Nach einer gefühlten Ewigkeit auf regennasser Strasse kamen wir endlich zur Kehre 1, und entgegen meinen Erwartungen kam nach Kehre 1 nicht Kehre 2, sondern laaaange nichts ausser Berg, dann Kehre 2 und wieder laaange nichts ausser Berg…. Und das Wissen, dass es über 20 Kehren sind, ließ meine Motivation in den Keller sinken…. So kurbelte und quälte ich mich die elendslange Straße hinauf. Für mich als leidenschaftliche Mountainbikerin war dies, naja, etwas fad….
Schließlich kamen wir in hochalpines Gelände, die Straße wurde noch steiler, eine Kehre folgte der anderen, und nach guten zwei Stunden hatte ich endlich das Fuschertörl erreicht, wo mir auch gleich eine nette Dame warmen Tee und die Sonne ein paar warme Sonnenstrahlen schenkte. Hier heroben am Fuschertörl wurde ich dann für die etwas eintönige Kurblerei entschädigt, denn das Gefühl, mit dem Rennrad auf dem Großglockner zu stehen, hat man schließlich nicht alle Tage. Trotz einer Unmenge an Radfahrern und Besuchern fand ich dank der guten logistischen Organisation meinen Kleidersack auf Anhieb, und nachdem ich mir gefühlte 5 Schichten Kleidung übergezogen hatte, ging es zurück ins Tal. Obwohl die Temperaturen für diese Höhe relativ angenehm waren und wir dem Michelin-Männchen mit unserem Schichten-Look Konkurrenz machten, spürte ich nach kurzer Zeit meine Fingern und Zehen nicht mehr. In diesem Zustand macht eine Abfahrt auf einer 27km langen, regennasser Fahrbahn – ihr könnt’s euch denken – wenig Spaß.

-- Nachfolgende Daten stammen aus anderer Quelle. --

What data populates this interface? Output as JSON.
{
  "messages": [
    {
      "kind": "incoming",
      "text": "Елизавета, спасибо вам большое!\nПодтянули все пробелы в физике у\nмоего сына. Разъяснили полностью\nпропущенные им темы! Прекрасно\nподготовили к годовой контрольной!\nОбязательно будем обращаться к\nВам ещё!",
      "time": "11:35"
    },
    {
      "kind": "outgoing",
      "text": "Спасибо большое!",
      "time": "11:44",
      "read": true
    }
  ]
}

Während dieser nicht enden wollenden Abfahrt stellten sich mir dann wieder zwei Fragen:
- Macht Adrenalin vergesslich? Es muss so sein, denn sonst kann ich es mir nicht erklären, dass man sich solche Qualen immer wieder antut… Ja, das Adrenalin in unseren Adern sorgt wahrscheinlich dafür, dass wir vergessen, dass wir uns während eines Rennens gefühlte 100 mal schwören, NIE WIEDER so etwas zu machen.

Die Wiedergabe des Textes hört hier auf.